NEW ORLEANS -- A federal grand jury indicted two Maryland men who were hired by former New Orleans Mayor Ray Nagin to manage $15.5 million in foreign investments after Hurricane Katrina to build a hotel and conference center in Algiers and support other local jobs.

Instead, William “Bart” Hungerford Jr. and Timothy Milbrath, allegedly raided the investments for themselves.

Some local jobs were created at PJ’s Coffeehouses, Maurepas Foods and other local businesses with money from 31 foreign investors seeking U.S. immigration visas under the so-called EB-5 program, but none of those counted toward the investors’ goals under EB-5, and the Algiers project, the focal point of the visa deal, never came to fruition. Federal prosecutors allege Hungerford and Milbrath committed fraud against the investors and federal immigration officials to pocket millions.

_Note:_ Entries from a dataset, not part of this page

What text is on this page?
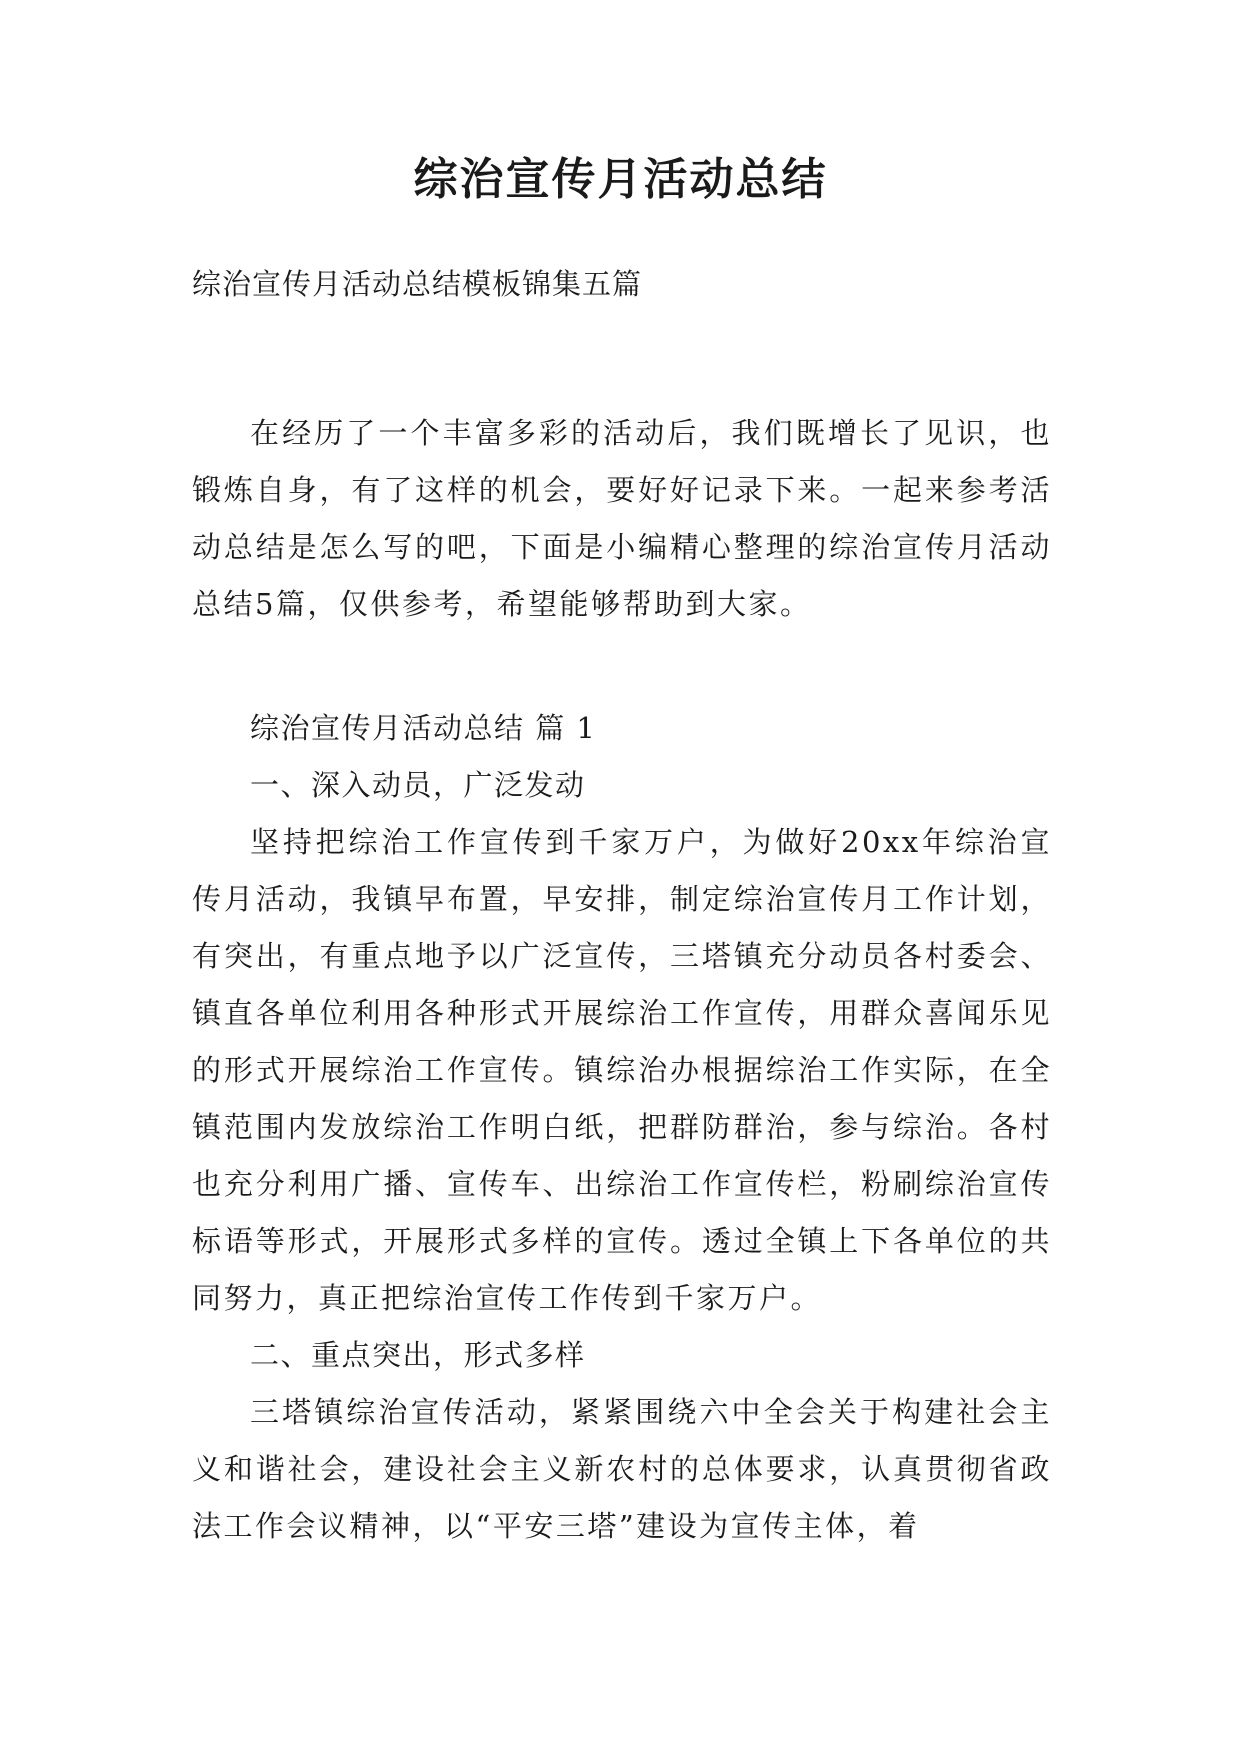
综治宣传月活动总结
综治宣传月活动总结模板锦集五篇

在经历了一个丰富多彩的活动后，我们既增长了见识，也锻炼自身，有了这样的机会，要好好记录下来。一起来参考活动总结是怎么写的吧，下面是小编精心整理的综治宣传月活动总结5篇，仅供参考，希望能够帮助到大家。

综治宣传月活动总结 篇 1
一、深入动员，广泛发动

坚持把综治工作宣传到千家万户，为做好20xx年综治宣传月活动，我镇早布置，早安排，制定综治宣传月工作计划，有突出，有重点地予以广泛宣传，三塔镇充分动员各村委会、镇直各单位利用各种形式开展综治工作宣传，用群众喜闻乐见的形式开展综治工作宣传。镇综治办根据综治工作实际，在全镇范围内发放综治工作明白纸，把群防群治，参与综治。各村也充分利用广播、宣传车、出综治工作宣传栏，粉刷综治宣传标语等形式，开展形式多样的宣传。透过全镇上下各单位的共同努力，真正把综治宣传工作传到千家万户。

二、重点突出，形式多样

三塔镇综治宣传活动，紧紧围绕六中全会关于构建社会主义和谐社会，建设社会主义新农村的总体要求，认真贯彻省政法工作会议精神，以“平安三塔”建设为宣传主体，着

The eight-count criminal indictment mirrors allegations made by the 31 foreign investors, who each gave $500,000 and were promised green cards if they each created 10 jobs in New Orleans. The fraud allegations were first reported by WWL-TV in January 2013.

Watch the original report and read the story here.

The investors’ lawsuit alleged Hungerford and Milbrath, who served as a military aide to Presidents Ronald Reagan, George H. W. Bush and Bill Clinton, redirected more than $6 million into their own companies, including $1.82 million to their and their wives’ salaries over just 18 months. Meanwhile, the Algiers property where they broke ground with fanfare in 2010, has now sat abandoned along General deGaulle Drive for eight years.

The indictment alleges Hungerford and Milbrath used a company called NobleOutreach to run New Orleans’ EB-5 job-creation program, but then wrote checks from those funds to a series of other companies they created that were not creating any jobs. Prosecutors allege they created those companies “to obscure and conceal the path of investor funds, and they allegedly spent investor funds to purchase vacation and rental properties for their own benefit.”

Meanwhile, the investors who were promised quick green cards watched helplessly as their visas expired and had to fight to avoid deportation.